DEAF STUDENT ACTION PLAN
- Academic Abilities: John is very smart, and is ready to always participate in our classroom projects or group activities.
- Cognitive Function: When John has a question, he struggles communicating his question from his brain to his hands. He doesn't know how to just talk normally with is hands. He's too concerned about making sure I understand his question, and this is why I've picked up sign. This has turned his focus on frustration of interpreting to being completely comfortable.

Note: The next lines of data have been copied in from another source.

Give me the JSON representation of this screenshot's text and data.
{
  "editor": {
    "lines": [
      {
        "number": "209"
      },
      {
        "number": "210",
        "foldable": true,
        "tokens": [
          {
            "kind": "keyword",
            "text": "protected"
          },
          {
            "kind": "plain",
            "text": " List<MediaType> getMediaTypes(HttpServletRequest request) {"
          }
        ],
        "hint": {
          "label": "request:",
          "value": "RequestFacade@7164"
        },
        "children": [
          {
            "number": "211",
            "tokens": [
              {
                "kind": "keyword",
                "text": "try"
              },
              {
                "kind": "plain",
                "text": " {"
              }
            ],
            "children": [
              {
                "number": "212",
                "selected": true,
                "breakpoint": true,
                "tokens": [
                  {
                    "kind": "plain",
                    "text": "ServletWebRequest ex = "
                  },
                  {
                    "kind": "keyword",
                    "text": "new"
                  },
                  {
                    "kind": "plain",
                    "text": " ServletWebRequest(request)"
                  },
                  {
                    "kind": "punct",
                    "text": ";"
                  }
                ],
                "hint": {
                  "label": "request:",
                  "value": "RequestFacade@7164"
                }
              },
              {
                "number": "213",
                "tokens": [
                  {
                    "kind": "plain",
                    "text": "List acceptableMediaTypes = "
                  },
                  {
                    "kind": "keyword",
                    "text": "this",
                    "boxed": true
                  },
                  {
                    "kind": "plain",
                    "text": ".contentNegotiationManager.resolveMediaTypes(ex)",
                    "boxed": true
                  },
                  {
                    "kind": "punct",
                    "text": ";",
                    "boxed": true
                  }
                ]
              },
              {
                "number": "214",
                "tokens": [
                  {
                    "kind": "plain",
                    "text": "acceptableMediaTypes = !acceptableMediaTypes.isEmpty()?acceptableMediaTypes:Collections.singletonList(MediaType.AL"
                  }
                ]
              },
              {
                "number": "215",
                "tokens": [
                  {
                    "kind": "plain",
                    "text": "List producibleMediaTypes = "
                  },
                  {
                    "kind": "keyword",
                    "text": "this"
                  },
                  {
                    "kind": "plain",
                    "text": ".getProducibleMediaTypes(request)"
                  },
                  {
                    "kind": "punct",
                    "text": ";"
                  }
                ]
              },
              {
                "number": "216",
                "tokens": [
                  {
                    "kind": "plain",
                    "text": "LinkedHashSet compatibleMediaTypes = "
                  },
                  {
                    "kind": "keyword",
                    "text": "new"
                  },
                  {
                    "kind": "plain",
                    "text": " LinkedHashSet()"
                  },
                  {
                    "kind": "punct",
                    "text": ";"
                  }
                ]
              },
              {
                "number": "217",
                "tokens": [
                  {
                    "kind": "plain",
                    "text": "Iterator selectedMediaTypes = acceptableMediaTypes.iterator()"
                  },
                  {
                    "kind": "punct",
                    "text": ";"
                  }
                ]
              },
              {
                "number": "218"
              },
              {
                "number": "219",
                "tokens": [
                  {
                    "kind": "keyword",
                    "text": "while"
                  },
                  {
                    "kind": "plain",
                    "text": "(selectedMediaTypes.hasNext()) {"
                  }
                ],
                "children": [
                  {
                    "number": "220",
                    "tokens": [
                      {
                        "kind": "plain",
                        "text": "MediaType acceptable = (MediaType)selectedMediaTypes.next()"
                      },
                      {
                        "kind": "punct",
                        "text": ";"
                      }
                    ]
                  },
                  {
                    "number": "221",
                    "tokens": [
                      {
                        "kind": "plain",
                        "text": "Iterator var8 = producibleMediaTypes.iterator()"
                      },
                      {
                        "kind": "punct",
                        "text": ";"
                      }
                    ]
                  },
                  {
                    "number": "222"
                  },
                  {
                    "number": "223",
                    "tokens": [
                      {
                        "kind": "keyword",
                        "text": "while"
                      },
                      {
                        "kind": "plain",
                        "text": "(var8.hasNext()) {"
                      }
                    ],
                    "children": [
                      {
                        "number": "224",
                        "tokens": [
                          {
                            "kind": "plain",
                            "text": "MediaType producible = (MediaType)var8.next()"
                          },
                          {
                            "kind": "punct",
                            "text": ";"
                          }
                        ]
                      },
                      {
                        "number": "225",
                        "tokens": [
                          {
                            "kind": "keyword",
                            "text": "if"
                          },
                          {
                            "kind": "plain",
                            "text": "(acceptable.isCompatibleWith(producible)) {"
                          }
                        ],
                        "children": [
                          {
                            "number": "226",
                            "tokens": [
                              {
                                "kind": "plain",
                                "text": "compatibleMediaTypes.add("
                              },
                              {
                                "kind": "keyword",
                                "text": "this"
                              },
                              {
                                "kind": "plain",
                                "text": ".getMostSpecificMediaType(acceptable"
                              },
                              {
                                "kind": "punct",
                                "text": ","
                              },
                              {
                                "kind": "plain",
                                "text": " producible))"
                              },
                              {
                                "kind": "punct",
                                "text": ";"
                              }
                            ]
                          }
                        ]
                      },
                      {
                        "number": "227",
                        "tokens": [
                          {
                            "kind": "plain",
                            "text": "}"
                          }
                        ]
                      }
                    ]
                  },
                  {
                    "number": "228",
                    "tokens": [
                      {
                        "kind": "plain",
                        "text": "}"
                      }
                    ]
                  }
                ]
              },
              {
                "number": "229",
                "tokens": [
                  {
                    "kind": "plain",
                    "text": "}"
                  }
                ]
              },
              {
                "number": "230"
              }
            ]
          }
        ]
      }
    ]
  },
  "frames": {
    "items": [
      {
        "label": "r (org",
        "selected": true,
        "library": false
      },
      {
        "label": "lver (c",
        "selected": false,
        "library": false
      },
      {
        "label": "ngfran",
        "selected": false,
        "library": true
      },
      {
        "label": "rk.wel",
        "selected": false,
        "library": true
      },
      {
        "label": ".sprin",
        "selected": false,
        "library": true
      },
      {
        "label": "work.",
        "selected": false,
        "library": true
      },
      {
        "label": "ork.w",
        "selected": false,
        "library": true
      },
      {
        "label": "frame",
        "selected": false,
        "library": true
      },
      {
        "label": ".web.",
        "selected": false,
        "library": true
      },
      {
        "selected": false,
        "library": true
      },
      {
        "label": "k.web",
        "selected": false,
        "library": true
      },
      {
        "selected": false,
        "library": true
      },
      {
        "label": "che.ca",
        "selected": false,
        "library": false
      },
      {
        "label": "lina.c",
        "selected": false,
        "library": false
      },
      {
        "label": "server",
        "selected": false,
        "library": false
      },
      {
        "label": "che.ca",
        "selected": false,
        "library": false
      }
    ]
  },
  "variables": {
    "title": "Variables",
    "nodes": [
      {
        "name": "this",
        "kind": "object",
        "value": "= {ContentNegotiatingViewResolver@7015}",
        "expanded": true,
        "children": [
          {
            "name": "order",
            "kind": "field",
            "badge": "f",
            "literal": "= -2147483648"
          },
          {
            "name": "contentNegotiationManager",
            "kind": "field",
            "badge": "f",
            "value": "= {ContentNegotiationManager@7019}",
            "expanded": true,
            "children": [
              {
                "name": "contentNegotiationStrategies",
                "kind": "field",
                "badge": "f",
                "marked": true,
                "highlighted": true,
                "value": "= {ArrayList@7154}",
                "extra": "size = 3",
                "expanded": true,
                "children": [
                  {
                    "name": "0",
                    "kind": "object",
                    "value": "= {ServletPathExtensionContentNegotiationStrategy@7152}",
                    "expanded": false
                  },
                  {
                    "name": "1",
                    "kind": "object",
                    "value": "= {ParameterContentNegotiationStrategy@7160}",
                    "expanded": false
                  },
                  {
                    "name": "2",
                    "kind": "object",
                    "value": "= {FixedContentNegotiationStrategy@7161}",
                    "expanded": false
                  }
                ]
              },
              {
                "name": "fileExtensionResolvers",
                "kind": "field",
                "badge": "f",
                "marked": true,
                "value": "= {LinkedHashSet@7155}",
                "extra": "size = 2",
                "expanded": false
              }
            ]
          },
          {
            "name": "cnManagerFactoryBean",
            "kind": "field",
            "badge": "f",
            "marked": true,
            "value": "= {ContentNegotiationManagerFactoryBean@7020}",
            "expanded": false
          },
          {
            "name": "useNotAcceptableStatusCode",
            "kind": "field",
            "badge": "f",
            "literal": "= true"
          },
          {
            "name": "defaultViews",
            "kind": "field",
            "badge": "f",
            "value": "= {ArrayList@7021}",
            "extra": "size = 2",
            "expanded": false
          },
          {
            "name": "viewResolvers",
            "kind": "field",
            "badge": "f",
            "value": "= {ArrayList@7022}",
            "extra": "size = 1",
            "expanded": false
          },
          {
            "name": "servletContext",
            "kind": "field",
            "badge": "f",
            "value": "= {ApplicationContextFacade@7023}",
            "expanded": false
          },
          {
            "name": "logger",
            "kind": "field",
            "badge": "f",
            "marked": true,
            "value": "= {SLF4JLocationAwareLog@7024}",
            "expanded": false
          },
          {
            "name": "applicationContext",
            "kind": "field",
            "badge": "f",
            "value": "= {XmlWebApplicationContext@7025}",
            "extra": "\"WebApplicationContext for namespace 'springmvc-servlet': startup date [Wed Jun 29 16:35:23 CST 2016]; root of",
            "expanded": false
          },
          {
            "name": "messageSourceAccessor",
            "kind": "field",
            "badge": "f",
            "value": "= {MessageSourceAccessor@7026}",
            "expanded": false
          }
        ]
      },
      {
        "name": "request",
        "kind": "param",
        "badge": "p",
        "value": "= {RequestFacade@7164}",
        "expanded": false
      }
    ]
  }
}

- Socioeconomic Background: John's family is deaf, and they live in deaf community, so for John to be in a public school is hard for him. I've suggested John to work with an interpreter to help all day in school; but assured everyone to look at John when speaking to him. Never his interpreter.
Plan of Action
We will all speak naturally, and a slower pace than we're used too to John to help him understand us. I will never single them out by starting them on the assignment first, and then lecturing my students on the lesson. I will include him at the same time, and always speak at a pace he can understand me.
If there is anything he missed, and needs help with after school I will hold a parent-teacher conference about having after school tutoring sessions to make sure he doesn't fall behind in school.
Hall, G.E., Quinn, L.F., & Gollnick, D.M. (2014). Introduction to Teaching: Making a Difference in Student Learning. Los Angeles: Sage Publishing.